Streaming on Peacock

One Cut of the Dead (2017)

No other movie on this list so clearly delineates the “horror” and “comedy” in this horror comedy. Without giving anything away, One Cut of the Dead is about the lengths one will go for the magic of filmmaking. It actually has a 37-minute continuous shot, the titular one cut, during which the director literally throws real zombies in the path of his actors, in order to get motivated performances. The film touches on the insane things people will do for their art, the ways capitalism gets in the way, and how the best movies have people come together like a family in order to make them. It’s touching, gross, and so, so fun.

Streaming on Shudder

The Conference (2023)

Never in my life have I watched a horror movie and been more excited for the victims to get murdered already. Before the carnage even begins, Swedish slasher The Conference has horrors aplenty in the dickhole co-workers of designated final girl Lina (Katia Winter). A real-estate development company goes on a team-building exercise before announcing its big new subdivision.
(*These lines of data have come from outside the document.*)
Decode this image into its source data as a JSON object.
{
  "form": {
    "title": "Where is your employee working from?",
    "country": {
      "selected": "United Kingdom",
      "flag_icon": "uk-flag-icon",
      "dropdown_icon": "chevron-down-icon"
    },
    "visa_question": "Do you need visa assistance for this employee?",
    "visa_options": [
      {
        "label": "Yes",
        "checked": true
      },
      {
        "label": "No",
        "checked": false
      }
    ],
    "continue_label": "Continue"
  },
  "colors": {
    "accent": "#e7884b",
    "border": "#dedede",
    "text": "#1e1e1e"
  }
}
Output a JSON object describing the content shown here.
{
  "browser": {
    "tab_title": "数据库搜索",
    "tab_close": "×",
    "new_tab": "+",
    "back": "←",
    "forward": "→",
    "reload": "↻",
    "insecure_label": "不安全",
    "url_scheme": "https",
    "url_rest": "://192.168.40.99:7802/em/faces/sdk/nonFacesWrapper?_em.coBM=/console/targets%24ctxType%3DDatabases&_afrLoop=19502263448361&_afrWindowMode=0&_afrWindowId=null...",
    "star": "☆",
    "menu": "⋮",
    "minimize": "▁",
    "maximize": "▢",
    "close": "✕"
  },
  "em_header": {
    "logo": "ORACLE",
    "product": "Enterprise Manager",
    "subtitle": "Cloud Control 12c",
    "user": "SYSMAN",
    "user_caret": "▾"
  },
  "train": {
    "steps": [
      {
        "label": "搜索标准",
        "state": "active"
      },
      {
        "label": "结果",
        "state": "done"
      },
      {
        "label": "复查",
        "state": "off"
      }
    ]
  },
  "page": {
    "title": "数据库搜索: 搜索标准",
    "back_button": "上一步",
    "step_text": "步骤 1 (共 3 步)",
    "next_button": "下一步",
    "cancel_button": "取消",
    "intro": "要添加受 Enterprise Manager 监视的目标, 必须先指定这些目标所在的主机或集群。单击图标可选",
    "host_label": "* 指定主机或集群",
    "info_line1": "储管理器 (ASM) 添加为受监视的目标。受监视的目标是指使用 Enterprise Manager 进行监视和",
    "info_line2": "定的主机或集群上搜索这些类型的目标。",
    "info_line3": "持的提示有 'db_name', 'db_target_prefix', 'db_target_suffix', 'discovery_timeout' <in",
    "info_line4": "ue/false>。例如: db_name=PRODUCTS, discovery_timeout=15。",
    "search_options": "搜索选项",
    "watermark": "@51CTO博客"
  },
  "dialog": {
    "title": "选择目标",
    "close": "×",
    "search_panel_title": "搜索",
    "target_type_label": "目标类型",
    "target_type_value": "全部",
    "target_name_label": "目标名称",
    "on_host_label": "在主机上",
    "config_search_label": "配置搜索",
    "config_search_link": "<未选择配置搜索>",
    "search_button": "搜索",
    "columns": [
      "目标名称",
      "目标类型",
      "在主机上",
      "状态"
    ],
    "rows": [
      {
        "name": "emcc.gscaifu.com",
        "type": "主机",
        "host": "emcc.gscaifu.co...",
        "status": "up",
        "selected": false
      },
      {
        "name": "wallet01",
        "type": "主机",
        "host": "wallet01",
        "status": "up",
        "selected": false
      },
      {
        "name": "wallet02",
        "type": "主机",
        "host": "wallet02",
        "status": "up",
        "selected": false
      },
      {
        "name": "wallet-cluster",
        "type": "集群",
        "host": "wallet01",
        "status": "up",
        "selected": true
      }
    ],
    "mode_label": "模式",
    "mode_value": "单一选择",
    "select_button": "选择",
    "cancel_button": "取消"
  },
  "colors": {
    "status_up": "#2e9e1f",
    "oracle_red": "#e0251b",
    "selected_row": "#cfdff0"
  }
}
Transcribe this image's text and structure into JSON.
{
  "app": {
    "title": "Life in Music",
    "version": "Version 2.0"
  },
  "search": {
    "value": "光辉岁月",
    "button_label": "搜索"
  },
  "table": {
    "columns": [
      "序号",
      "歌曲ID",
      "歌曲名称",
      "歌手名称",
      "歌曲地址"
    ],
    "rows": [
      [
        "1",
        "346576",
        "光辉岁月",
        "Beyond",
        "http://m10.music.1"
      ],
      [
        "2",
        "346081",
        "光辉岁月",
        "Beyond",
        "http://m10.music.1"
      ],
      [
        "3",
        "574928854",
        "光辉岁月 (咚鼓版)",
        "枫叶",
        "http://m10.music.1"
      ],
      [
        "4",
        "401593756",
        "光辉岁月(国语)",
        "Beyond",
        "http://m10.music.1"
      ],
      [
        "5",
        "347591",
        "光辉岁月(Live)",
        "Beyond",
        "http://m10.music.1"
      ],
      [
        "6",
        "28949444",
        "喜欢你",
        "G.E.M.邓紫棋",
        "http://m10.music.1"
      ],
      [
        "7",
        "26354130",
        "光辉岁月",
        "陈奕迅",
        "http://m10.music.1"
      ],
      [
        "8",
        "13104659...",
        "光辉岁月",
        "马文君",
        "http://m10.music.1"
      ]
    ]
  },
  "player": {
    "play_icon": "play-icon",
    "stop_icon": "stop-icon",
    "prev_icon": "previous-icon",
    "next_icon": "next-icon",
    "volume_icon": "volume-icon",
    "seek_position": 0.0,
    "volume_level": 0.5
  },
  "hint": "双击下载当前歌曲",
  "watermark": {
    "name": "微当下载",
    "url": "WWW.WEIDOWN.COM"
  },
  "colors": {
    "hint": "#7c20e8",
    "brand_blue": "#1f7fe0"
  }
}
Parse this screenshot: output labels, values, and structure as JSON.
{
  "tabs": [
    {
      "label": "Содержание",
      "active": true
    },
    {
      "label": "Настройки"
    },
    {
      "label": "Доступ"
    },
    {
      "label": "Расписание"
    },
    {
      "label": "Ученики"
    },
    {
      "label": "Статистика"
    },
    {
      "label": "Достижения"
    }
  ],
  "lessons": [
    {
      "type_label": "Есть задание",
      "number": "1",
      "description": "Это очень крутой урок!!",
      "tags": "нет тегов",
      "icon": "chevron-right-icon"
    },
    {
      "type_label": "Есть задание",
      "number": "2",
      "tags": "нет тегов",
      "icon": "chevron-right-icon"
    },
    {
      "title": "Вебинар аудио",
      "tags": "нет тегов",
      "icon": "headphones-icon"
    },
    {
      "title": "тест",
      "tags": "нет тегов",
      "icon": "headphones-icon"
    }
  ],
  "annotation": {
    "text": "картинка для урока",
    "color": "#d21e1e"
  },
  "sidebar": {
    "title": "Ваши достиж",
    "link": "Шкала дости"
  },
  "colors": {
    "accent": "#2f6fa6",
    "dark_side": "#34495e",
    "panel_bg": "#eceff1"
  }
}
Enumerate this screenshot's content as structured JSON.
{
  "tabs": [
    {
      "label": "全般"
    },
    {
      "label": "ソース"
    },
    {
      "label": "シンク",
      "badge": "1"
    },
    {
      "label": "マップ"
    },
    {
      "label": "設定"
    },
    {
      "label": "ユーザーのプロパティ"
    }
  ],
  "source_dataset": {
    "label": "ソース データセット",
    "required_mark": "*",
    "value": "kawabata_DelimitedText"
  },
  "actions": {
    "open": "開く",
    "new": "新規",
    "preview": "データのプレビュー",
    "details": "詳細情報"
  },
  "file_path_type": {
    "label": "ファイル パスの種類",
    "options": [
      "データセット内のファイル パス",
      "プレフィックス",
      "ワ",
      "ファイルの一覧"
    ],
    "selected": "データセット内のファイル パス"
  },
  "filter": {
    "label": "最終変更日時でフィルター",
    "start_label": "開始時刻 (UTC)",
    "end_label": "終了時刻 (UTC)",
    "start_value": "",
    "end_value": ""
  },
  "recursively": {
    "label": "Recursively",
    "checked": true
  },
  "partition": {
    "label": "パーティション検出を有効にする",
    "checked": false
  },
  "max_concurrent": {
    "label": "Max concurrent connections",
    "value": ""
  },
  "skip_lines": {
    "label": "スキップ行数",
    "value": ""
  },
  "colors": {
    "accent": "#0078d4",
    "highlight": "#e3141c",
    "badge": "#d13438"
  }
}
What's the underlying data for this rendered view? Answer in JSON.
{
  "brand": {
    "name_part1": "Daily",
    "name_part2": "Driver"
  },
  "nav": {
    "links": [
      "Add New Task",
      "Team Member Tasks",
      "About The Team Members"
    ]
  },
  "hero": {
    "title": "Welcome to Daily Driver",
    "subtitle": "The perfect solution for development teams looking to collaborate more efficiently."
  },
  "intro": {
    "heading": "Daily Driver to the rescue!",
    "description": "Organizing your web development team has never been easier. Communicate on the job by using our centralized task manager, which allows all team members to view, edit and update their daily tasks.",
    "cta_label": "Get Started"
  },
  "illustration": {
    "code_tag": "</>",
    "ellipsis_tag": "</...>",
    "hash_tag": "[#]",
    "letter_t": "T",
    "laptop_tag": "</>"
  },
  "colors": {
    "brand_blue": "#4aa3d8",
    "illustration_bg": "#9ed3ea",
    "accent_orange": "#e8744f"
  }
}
In order to get the land for said subdivision, the company so royally screwed over a local farmer that it drove him to suicide. Now the farmer’s survivalist son is picking off corporate stuffed shirts one by one. And thanks to the time spent with the stuffed shirts at the beginning — cringing at the toxic workplace culture, the racist ad for the subdivision, and the weird bullying energy coming from even the people running the retreat — you find yourself solidly on Team Vengeful Son. It’s the well-observed comedy of The Office with the gross-out gore of Ready or Not.

Streaming on Netflix

Lisa Frankenstein (2024)

Kathryn Newton is a star! The latest full-fledged scream queen gets a chance to play the romantic heroine in Lisa Frankenstein. She stars as Lisa, a death-obsessed girl who becomes the crush of an undead pianist known only as The Creature (Cole Sprouse). The Creature is missing some key body parts, and the star-crossed couple resort to murder in order to get them. It’s a slight, silly movie with delightful performances from Newton, Sprouse, Carla Gugino, Liza Soberano, and The Oblivious Dad From Stranger Things. A movie has to be really, really good to make me like Cole Sprouse after that one podcast interview, and Lisa Frankenstein makes me love him. The script from Diablo Cody is a great balance of horror, comedy, and longing. Lisa’s monologue about boys who like cool stuff, but don’t like girls who like cool stuff, has become an instant classic on TikTok. It’s weirdly healing for those of us who remember seeing Jennifer’s Body derided as antifeminist trash upon initial release, only for it to be hailed as lost treasure a decade later.